The Skirball Fire burning near the Getty Center has destroyed at least six homes and damaged 11 other structures. The fire is holding at 450 acres but firefighters are anticipating flare-ups because of wind.

This did not only force mandatory evacuations, it shut down the 405 freeway-- lanes have since been reopened.

Mandatory evacuations are still in place and will be through Thursday night, impacting close to 4,600 residents.

Peter Sanders, the LAFD PIO, said, "A lot of area of this fire is in steep and inaccessible areas, inaccessible terrain that hasn't burned in decades, if not longer. So some of the area is very hard to get to during the day and it's obviously a lot harder at night."

CREEK FIRE

Also burning in LA County is the Creek Fire in the Sylmar area.

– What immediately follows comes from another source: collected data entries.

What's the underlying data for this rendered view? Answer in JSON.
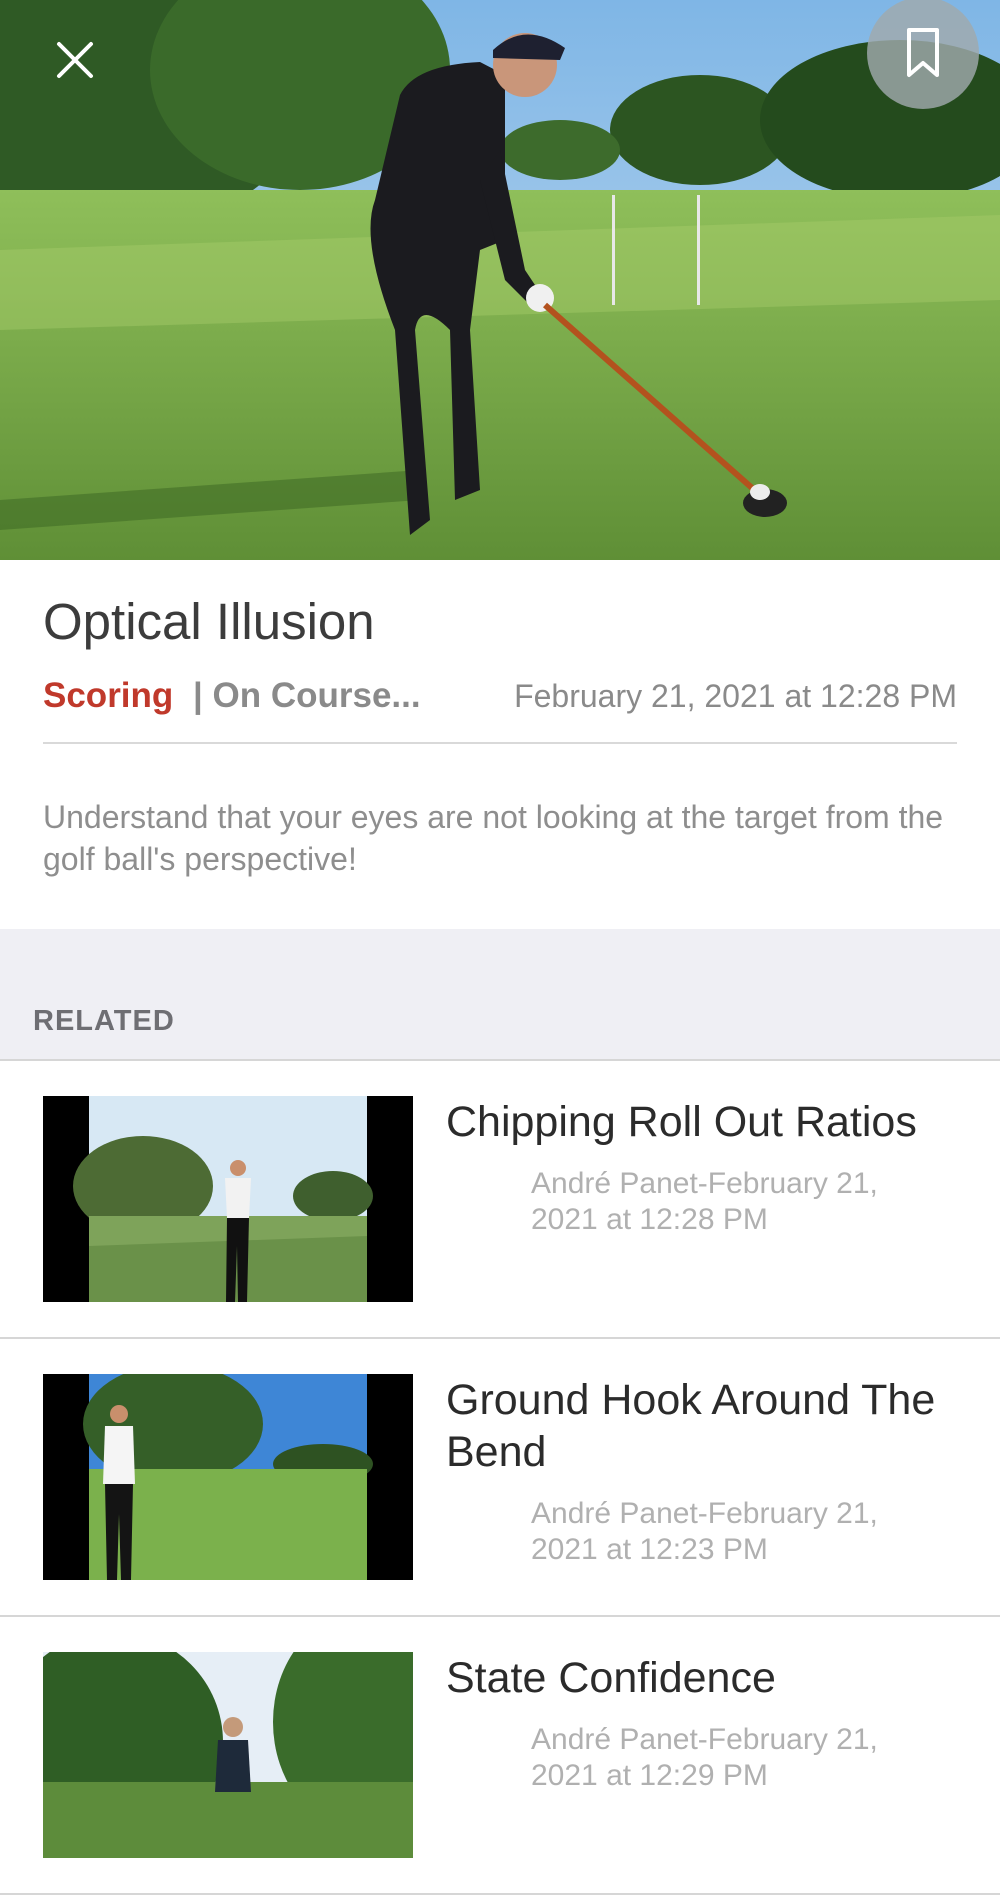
{
  "video": {
    "close_icon": "close-icon",
    "bookmark_icon": "bookmark-icon"
  },
  "detail": {
    "title": "Optical Illusion",
    "category": "Scoring",
    "subcategory": "| On Course...",
    "date": "February 21, 2021 at 12:28 PM",
    "description": "Understand that your eyes are not looking at the target from the golf ball's perspective!"
  },
  "related": {
    "header": "RELATED",
    "items": [
      {
        "title": "Chipping Roll Out Ratios",
        "meta": "André Panet-February 21, 2021 at 12:28 PM"
      },
      {
        "title": "Ground Hook Around The Bend",
        "meta": "André Panet-February 21, 2021 at 12:23 PM"
      },
      {
        "title": "State Confidence",
        "meta": "André Panet-February 21, 2021 at 12:29 PM"
      }
    ]
  },
  "colors": {
    "accent": "#c0392b",
    "section_bg": "#efeff4"
  }
}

It is still at just five-percent containment after burning more than 12,600 acres.

More than 800 firefighters from different agencies and 50 plus engines are assisting in this firefight.

We are already learning about how destructive this fire is-- it has forced the evacuation of more than 100,000 residents, killed 40 horses, and has destroyed more than 30 structures.

Wednesday, the Highway Patrol was able to re-open both sides of the 210 freeway, but some off-ramps remain closed.

RYE FIRE

The third fire burning in LA County is the Rye Fire in Santa Clarita. Since Tuesday, 7,000 acres have burned and firefighters are working to get a handle on this blaze that is just 10-percent contained.

Homes and schools remain threatened so evacuations are going to stay in place until firefighters can contain the fire.

Red flag warnings have been extended across much of Southern California through Saturday. High wind warnings are in place for most of LA and Ventura Counties.

Firefighters use a color coded index to identify fire conditions. At this point their fire forecast is purple, meaning the most extreme conditions. It is a level they have never used before.